I was excited earlier this month when I was shown an old, recently rediscovered map. Originally drawn up in 1794 for a Warton landowner, Charles Clowes, it surfaced in a batch of books bought at a car boot sale in Lancaster last year by Cheryl McDonagh from Morecambe.  And this is what it shows of that patch of land down by the River Keer. Bridge End is shown West of the old Mill  — just as Lucas describes — downstream from the bridge over the Keer. The road leads north towards Warton and south towards the centre of Carnforth.

But which side of the river is Bridge (or Brig) End? It’s not clear  from this map – the two words straddle the river! And there is no outline of a building.  I haven’t yet made a comprehensive search of all old maps of Carnforth and Warton. And if anyone has seen one which shows which side of the river Brig End is situated I’d be delighted to hear from them.

Up until now I’ve relied on another piece of evidence which implies, I think,  that John Lucas was born in Carnforth rather than Warton: his self-penned epitaph.

‘Carnforth begat Me, Warton Instructed Me, elevated in Leeds, famous for its Cloth, This Stone covers my Remains.’

It should be said also that John Rawlinson Ford,  the local historian who edited the 1931 edition of the History of Warton Parish states clearly that Lucas was “born at Carnforth”.

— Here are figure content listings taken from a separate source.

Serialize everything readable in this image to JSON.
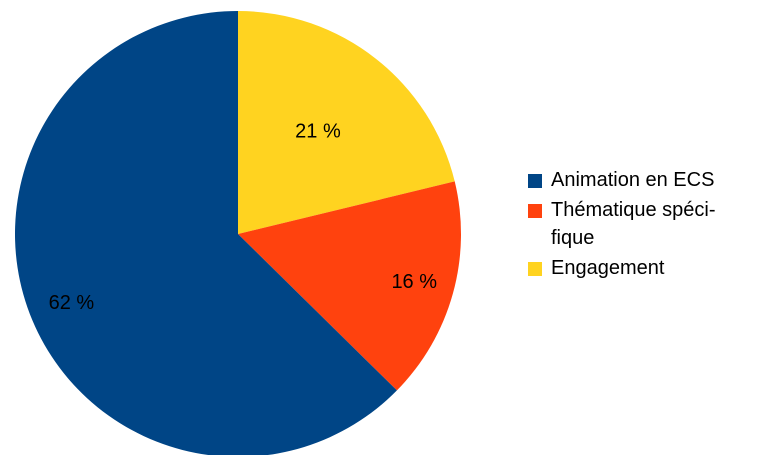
{
  "chart_data": {
    "type": "pie",
    "title": "",
    "slices": [
      {
        "name": "Animation en ECS",
        "value": 62,
        "label": "62 %",
        "color": "#004586"
      },
      {
        "name": "Thématique spécifique",
        "value": 16,
        "label": "16 %",
        "color": "#ff420e"
      },
      {
        "name": "Engagement",
        "value": 21,
        "label": "21 %",
        "color": "#ffd320"
      }
    ],
    "legend": {
      "placement": "right",
      "items": [
        {
          "label": "Animation en ECS",
          "color": "#004586"
        },
        {
          "label": "Thématique spéci-\nfique",
          "color": "#ff420e"
        },
        {
          "label": "Engagement",
          "color": "#ffd320"
        }
      ]
    }
  }
}
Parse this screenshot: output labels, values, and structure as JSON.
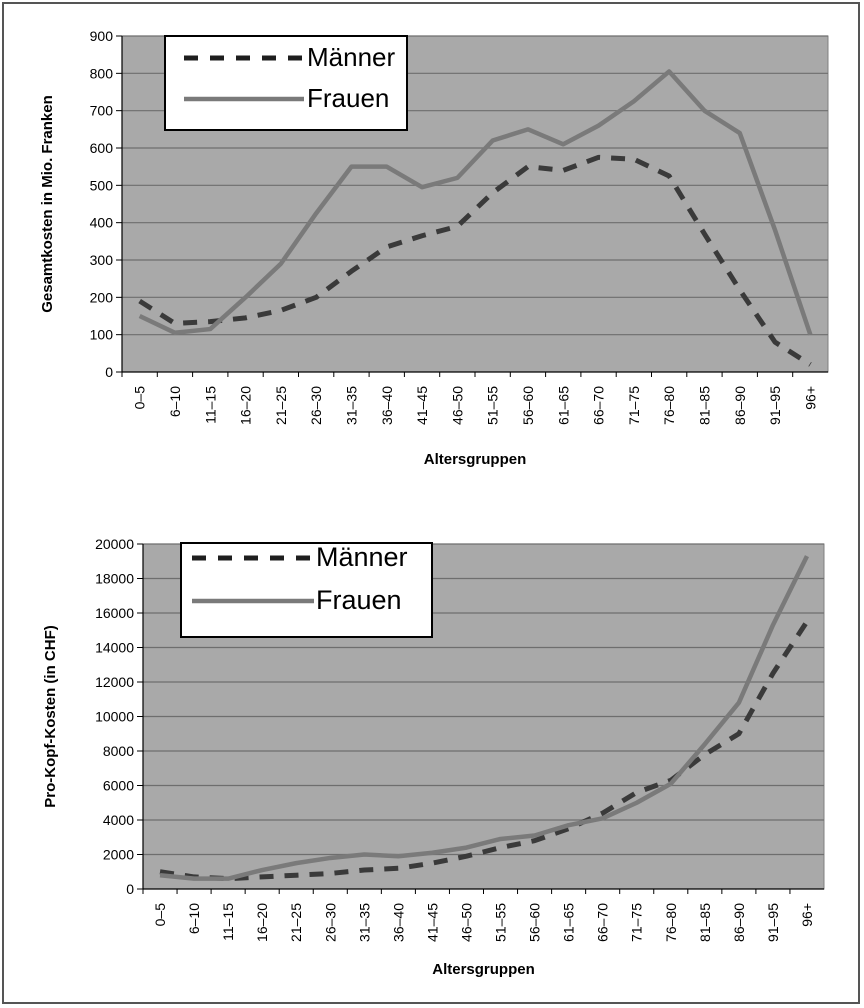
{
  "colors": {
    "plot_background": "#a9a9a9",
    "gridline": "#6e6e6e",
    "frauen_line": "#7a7a7a",
    "maenner_line": "#3a3a3a"
  },
  "chart_data": [
    {
      "type": "line",
      "title": "",
      "xlabel": "Altersgruppen",
      "ylabel": "Gesamtkosten in Mio. Franken",
      "categories": [
        "0–5",
        "6–10",
        "11–15",
        "16–20",
        "21–25",
        "26–30",
        "31–35",
        "36–40",
        "41–45",
        "46–50",
        "51–55",
        "56–60",
        "61–65",
        "66–70",
        "71–75",
        "76–80",
        "81–85",
        "86–90",
        "91–95",
        "96+"
      ],
      "ylim": [
        0,
        900
      ],
      "yticks": [
        "0",
        "100",
        "200",
        "300",
        "400",
        "500",
        "600",
        "700",
        "800",
        "900"
      ],
      "grid": true,
      "legend_position": "top-left",
      "series": [
        {
          "name": "Männer",
          "style": "dashed",
          "values": [
            190,
            130,
            135,
            145,
            165,
            200,
            270,
            335,
            365,
            390,
            480,
            550,
            540,
            575,
            570,
            525,
            370,
            220,
            80,
            20
          ]
        },
        {
          "name": "Frauen",
          "style": "solid",
          "values": [
            150,
            105,
            115,
            200,
            290,
            425,
            550,
            550,
            495,
            520,
            620,
            650,
            610,
            660,
            725,
            805,
            700,
            640,
            380,
            100
          ]
        }
      ]
    },
    {
      "type": "line",
      "title": "",
      "xlabel": "Altersgruppen",
      "ylabel": "Pro-Kopf-Kosten (in CHF)",
      "categories": [
        "0–5",
        "6–10",
        "11–15",
        "16–20",
        "21–25",
        "26–30",
        "31–35",
        "36–40",
        "41–45",
        "46–50",
        "51–55",
        "56–60",
        "61–65",
        "66–70",
        "71–75",
        "76–80",
        "81–85",
        "86–90",
        "91–95",
        "96+"
      ],
      "ylim": [
        0,
        20000
      ],
      "yticks": [
        "0",
        "2000",
        "4000",
        "6000",
        "8000",
        "10000",
        "12000",
        "14000",
        "16000",
        "18000",
        "20000"
      ],
      "grid": true,
      "legend_position": "top-left",
      "series": [
        {
          "name": "Männer",
          "style": "dashed",
          "values": [
            1000,
            700,
            600,
            700,
            800,
            900,
            1100,
            1200,
            1500,
            1900,
            2400,
            2800,
            3500,
            4400,
            5600,
            6300,
            7800,
            9000,
            12500,
            15500
          ]
        },
        {
          "name": "Frauen",
          "style": "solid",
          "values": [
            800,
            600,
            600,
            1100,
            1500,
            1800,
            2000,
            1900,
            2100,
            2400,
            2900,
            3100,
            3700,
            4100,
            5000,
            6100,
            8400,
            10800,
            15300,
            19300
          ]
        }
      ]
    }
  ]
}
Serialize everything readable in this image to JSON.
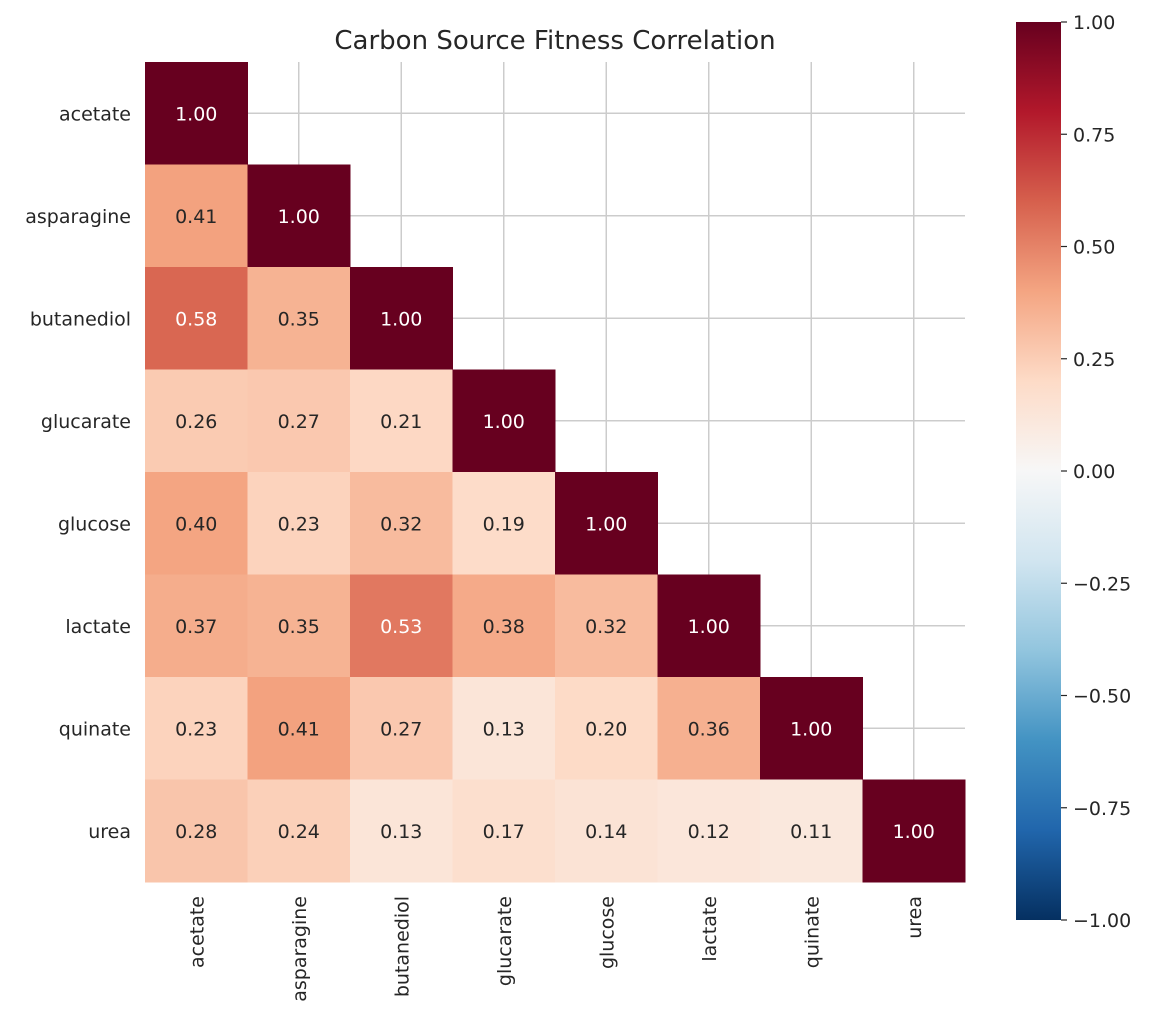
{
  "chart_data": {
    "type": "heatmap",
    "title": "Carbon Source Fitness Correlation",
    "xlabel": "",
    "ylabel": "",
    "rows": [
      "acetate",
      "asparagine",
      "butanediol",
      "glucarate",
      "glucose",
      "lactate",
      "quinate",
      "urea"
    ],
    "columns": [
      "acetate",
      "asparagine",
      "butanediol",
      "glucarate",
      "glucose",
      "lactate",
      "quinate",
      "urea"
    ],
    "mask": "upper triangle (above diagonal) hidden",
    "values": [
      [
        1.0
      ],
      [
        0.41,
        1.0
      ],
      [
        0.58,
        0.35,
        1.0
      ],
      [
        0.26,
        0.27,
        0.21,
        1.0
      ],
      [
        0.4,
        0.23,
        0.32,
        0.19,
        1.0
      ],
      [
        0.37,
        0.35,
        0.53,
        0.38,
        0.32,
        1.0
      ],
      [
        0.23,
        0.41,
        0.27,
        0.13,
        0.2,
        0.36,
        1.0
      ],
      [
        0.28,
        0.24,
        0.13,
        0.17,
        0.14,
        0.12,
        0.11,
        1.0
      ]
    ],
    "annotation_format": "0.00",
    "colormap": "RdBu_r",
    "colormap_stops": [
      "#053061",
      "#2166ac",
      "#4393c3",
      "#92c5de",
      "#d1e5f0",
      "#f7f7f7",
      "#fddbc7",
      "#f4a582",
      "#d6604d",
      "#b2182b",
      "#67001f"
    ],
    "vmin": -1.0,
    "vmax": 1.0,
    "colorbar_ticks": [
      "−1.00",
      "−0.75",
      "−0.50",
      "−0.25",
      "0.00",
      "0.25",
      "0.50",
      "0.75",
      "1.00"
    ],
    "colorbar_tick_values": [
      -1,
      -0.75,
      -0.5,
      -0.25,
      0,
      0.25,
      0.5,
      0.75,
      1
    ],
    "grid": true,
    "grid_color": "#cccccc",
    "text_color": "#262626"
  }
}
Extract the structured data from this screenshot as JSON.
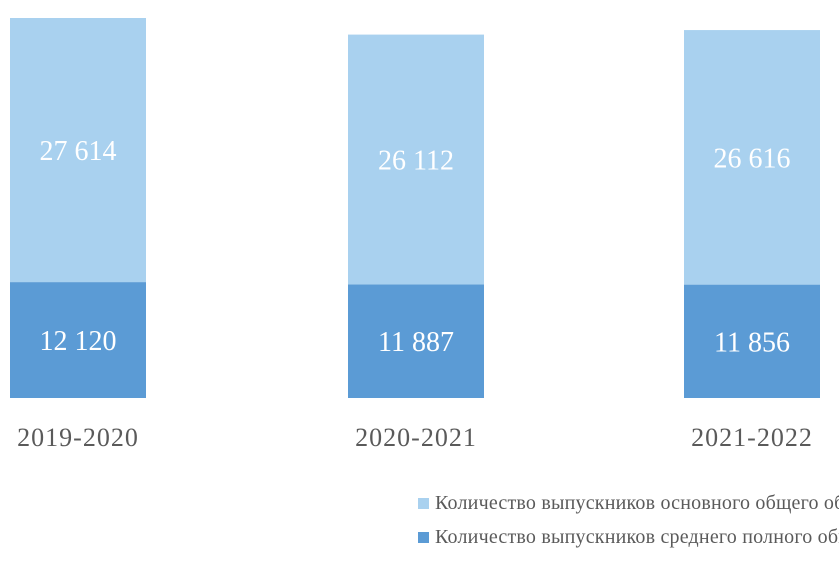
{
  "chart_data": {
    "type": "bar",
    "stacked": true,
    "categories": [
      "2019-2020",
      "2020-2021",
      "2021-2022"
    ],
    "series": [
      {
        "name": "Количество выпускников основного общего образования",
        "values": [
          27614,
          26112,
          26616
        ],
        "labels": [
          "27 614",
          "26 112",
          "26 616"
        ],
        "color": "#a9d1ef"
      },
      {
        "name": "Количество выпускников среднего полного общего образования",
        "values": [
          12120,
          11887,
          11856
        ],
        "labels": [
          "12 120",
          "11 887",
          "11 856"
        ],
        "color": "#5b9bd5"
      }
    ],
    "title": "",
    "xlabel": "",
    "ylabel": "",
    "grid": false,
    "legend_position": "bottom-right",
    "label_color": "#ffffff",
    "tick_label_color": "#5a5a5a"
  }
}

The Clowes map, incidentally,  has now been purchased jointly by the Mourholme History Society and the Friends of Lancashire Archives and will shortly be available to view at the County Record office in Preston. There was an official but informal handover of the map at the New Inn, Yealand Conyers in July. Mourholme History Society Chair Simon Williams is seen receiving the map from Cheryle McDonagh, with Jacquie Crosby of County Records alongside.